Hi, my name is Christopher Lochead and I'm the chief marketing officer at Mercury. What we're going to talk about today is arguably the number one issue in IT, which is Business Technology Optimization. The big trend today is how do we run IT like a business? How do we optimize the business value of IT?
Now, why has this become such a hot topic? Well, first of all, according to the US Department of Commerce, 50% of capital spending is actually spent on IT. So, IT has become a major part of most companies. As a matter of fact, I would assert, there isn't a meaningful government organization or enterprise in the world that can hire a new employee, that can take an order or that can close its books at the end of a quarter without the use of software and technology. Now, Gartner tells us that 50% of capital spending as much as 20% is wasted and that's why today, the business value of IT is critical.
So, how are people addressing this? They're really looking at two critical questions. The first one is, is IT strategically working on the right things and that's called IT governance. That's about optimizing the demand, the resources, the projects and ultimately the portfolio of everything that IT is working on to make sure it's delivering business value.
The next is, today, almost 90% of business processes are automated in applications and so the way you might think about it is the applications are the business. And so once you realize that, what you realize is the quality, performance and availability of applications is the quality, performance and availability of the business and at Mercury, we think of the applications as the output or what IT delivers back to the business.
And so the question is, how do we optimize them? The first piece that we need to deal with is quality. After 40 years of software development, people have finally realized that it's not worth developing if it doesn't work. The next is performance. How do we make sure that applications that we build actually scale, that we can produce 250,000 transactions an hour and then once we move into production availability, how do we make sure that what the end user sees with an application is what the end user wants, that it's easy for them to place an order, that it's easy for them to hire a new employee, etc.

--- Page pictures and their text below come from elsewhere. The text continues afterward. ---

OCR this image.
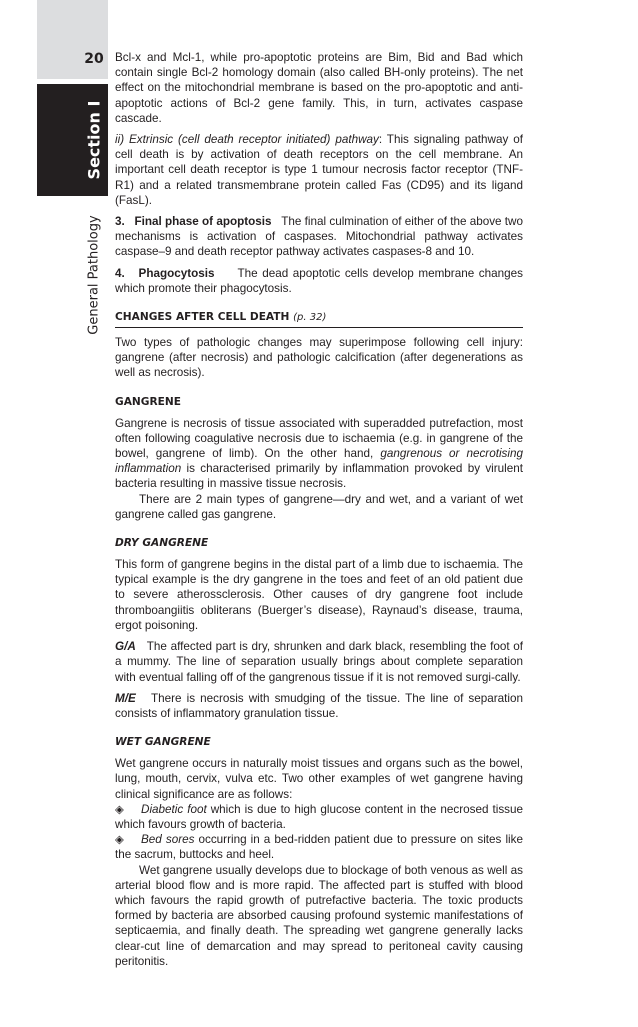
20
Section I
General Pathology

Bcl-x and Mcl-1, while pro-apoptotic proteins are Bim, Bid and Bad which contain single Bcl-2 homology domain (also called BH-only proteins). The net effect on the mitochondrial membrane is based on the pro-apoptotic and anti-apoptotic actions of Bcl-2 gene family. This, in turn, activates caspase cascade.

ii) Extrinsic (cell death receptor initiated) pathway: This signaling pathway of cell death is by activation of death receptors on the cell membrane. An important cell death receptor is type 1 tumour necrosis factor receptor (TNF-R1) and a related transmembrane protein called Fas (CD95) and its ligand (FasL).

3.   Final phase of apoptosis The final culmination of either of the above two mechanisms is activation of caspases. Mitochondrial pathway activates caspase–9 and death receptor pathway activates caspases-8 and 10.

4.   Phagocytosis The dead apoptotic cells develop membrane changes which promote their phagocytosis.

CHANGES AFTER CELL DEATH (p. 32)

Two types of pathologic changes may superimpose following cell injury: gangrene (after necrosis) and pathologic calcification (after degenerations as well as necrosis).

GANGRENE

Gangrene is necrosis of tissue associated with superadded putrefaction, most often following coagulative necrosis due to ischaemia (e.g. in gangrene of the bowel, gangrene of limb). On the other hand, gangrenous or necrotising inflammation is characterised primarily by inflammation provoked by virulent bacteria resulting in massive tissue necrosis.

There are 2 main types of gangrene—dry and wet, and a variant of wet gangrene called gas gangrene.

DRY GANGRENE

This form of gangrene begins in the distal part of a limb due to ischaemia. The typical example is the dry gangrene in the toes and feet of an old patient due to severe atherossclerosis. Other causes of dry gangrene foot include thromboangiitis obliterans (Buerger’s disease), Raynaud’s disease, trauma, ergot poisoning.

G/A The affected part is dry, shrunken and dark black, resembling the foot of a mummy. The line of separation usually brings about complete separation with eventual falling off of the gangrenous tissue if it is not removed surgi-cally.

M/E There is necrosis with smudging of the tissue. The line of separation consists of inflammatory granulation tissue.

WET GANGRENE

Wet gangrene occurs in naturally moist tissues and organs such as the bowel, lung, mouth, cervix, vulva etc. Two other examples of wet gangrene having clinical significance are as follows:

◈ Diabetic foot which is due to high glucose content in the necrosed tissue which favours growth of bacteria.

◈ Bed sores occurring in a bed-ridden patient due to pressure on sites like the sacrum, buttocks and heel.

Wet gangrene usually develops due to blockage of both venous as well as arterial blood flow and is more rapid. The affected part is stuffed with blood which favours the rapid growth of putrefactive bacteria. The toxic products formed by bacteria are absorbed causing profound systemic manifestations of septicaemia, and finally death. The spreading wet gangrene generally lacks clear-cut line of demarcation and may spread to peritoneal cavity causing peritonitis.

Another sort of interesting thing that's going on, the application environment is really changing. Today, we have CRM systems, ERP systems and now we're moving to Service-Oriented Architectures and so the level of complexity is increasing and we need the ability to make sure that quality performance and availability are high. As a matter of fact, today about 80% of applications are put into production with no quality and performance testing done to them and I can tell you, as a guy who travels about 300,000 air miles a year, I'm really glad that's not the way Boeing builds planes and so if you think about kind of BTO as a lifecycle, what you really get is the ability to tie together the strategic part of running IT and optimizing the quality performance and availability of the applications to deliver results back to the business and that's why running IT like a business has become such a top priority.